AstraZeneca poaches ZS Pharma for $2.7B, beating Actelion to the punch

AstraZeneca ($AZN) agreed to buy ZS Pharma ($ZSPH) and its pending-approval kidney drug, one-upping rival bidder Actelion to get its hands on what it believes is a blockbuster in the making.

ZS Pharma CEO Robert Alexander

Under the deal, expected to close by year's end, AstraZeneca will trade $90 per share of ZS and absorb the company and its 200 employees, based in the U.S. The big get is ZS-9, a late-stage treatment for hyperkalemia, which is a disease in which dangerously high potassium levels threaten kidney and heart function. The drug met its goals in late-stage development and is awaiting a final FDA decision, which the agency has promised to hand down by May 26. AstraZeneca said global peak sales for ZS-9 could exceed $1 billion a year.

AstraZeneca's winning bid comes about two months after Actelion confirmed that it was in the midst of "preliminary" buyout discussions with ZS, negotiating a deal rumored to total about $2.5 billion. Little came of that news in the ensuing weeks, and AstraZeneca's success suggests either Actelion got outbid or lost interest.

But the landscape in hyperkalemia has changed since rumors began swirling around ZS. Last month, rival Relypsa ($RLYP) won FDA approval for its potassium-blocking Veltassa but ended up with an agency-mandated black-box warning, cautioning patients that taking it alongside other oral drugs could dampen their effect. The label came as a surprise to investors and marred Relypsa's share value despite the company's efforts to quell concerns.
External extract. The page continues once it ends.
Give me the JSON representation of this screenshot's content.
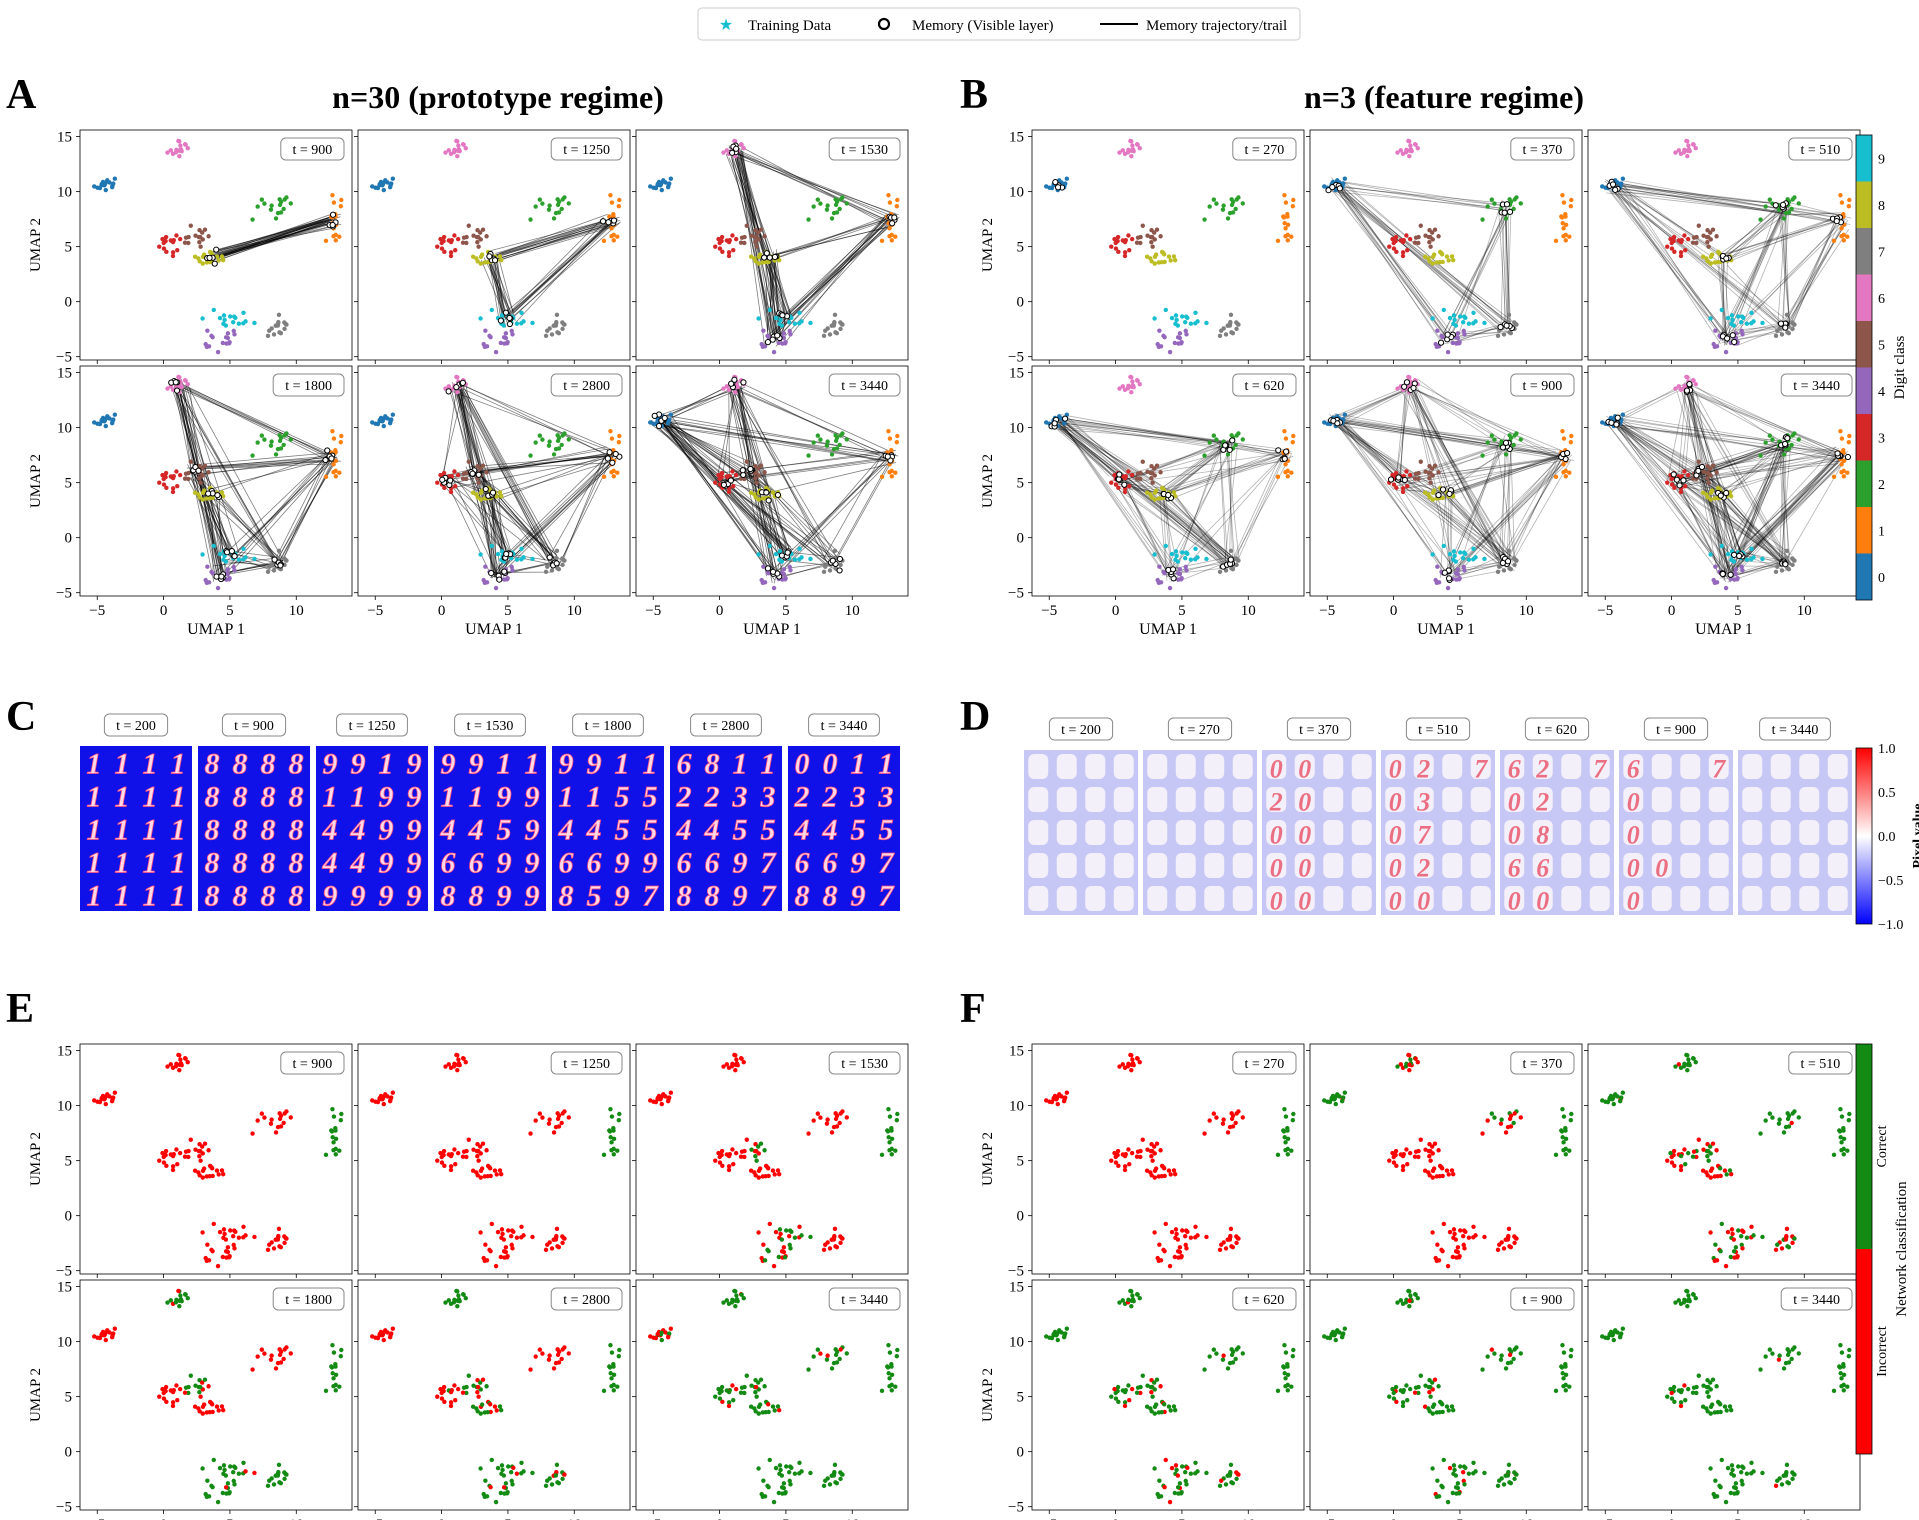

And thus ZS-9's fate, and the perceived wisdom of AstraZeneca's buyout, will hinge on labeling. If ZS's drug is approved without the boxed warning and with more manageable dosing instructions, it will likely emerge as the dominant treatment in hyperkalemia.

For AstraZeneca, the buyout is part of an effort to fortify its work in cardiometabolic disease, one of the company's three pillars of R&D. ZS-9 joins the late-stage roxadustat, a FibroGen ($FGEN)-partnered anemia treatment, and early-stage therapies for diabetic kidney disease, diabetes and acute coronary syndrome.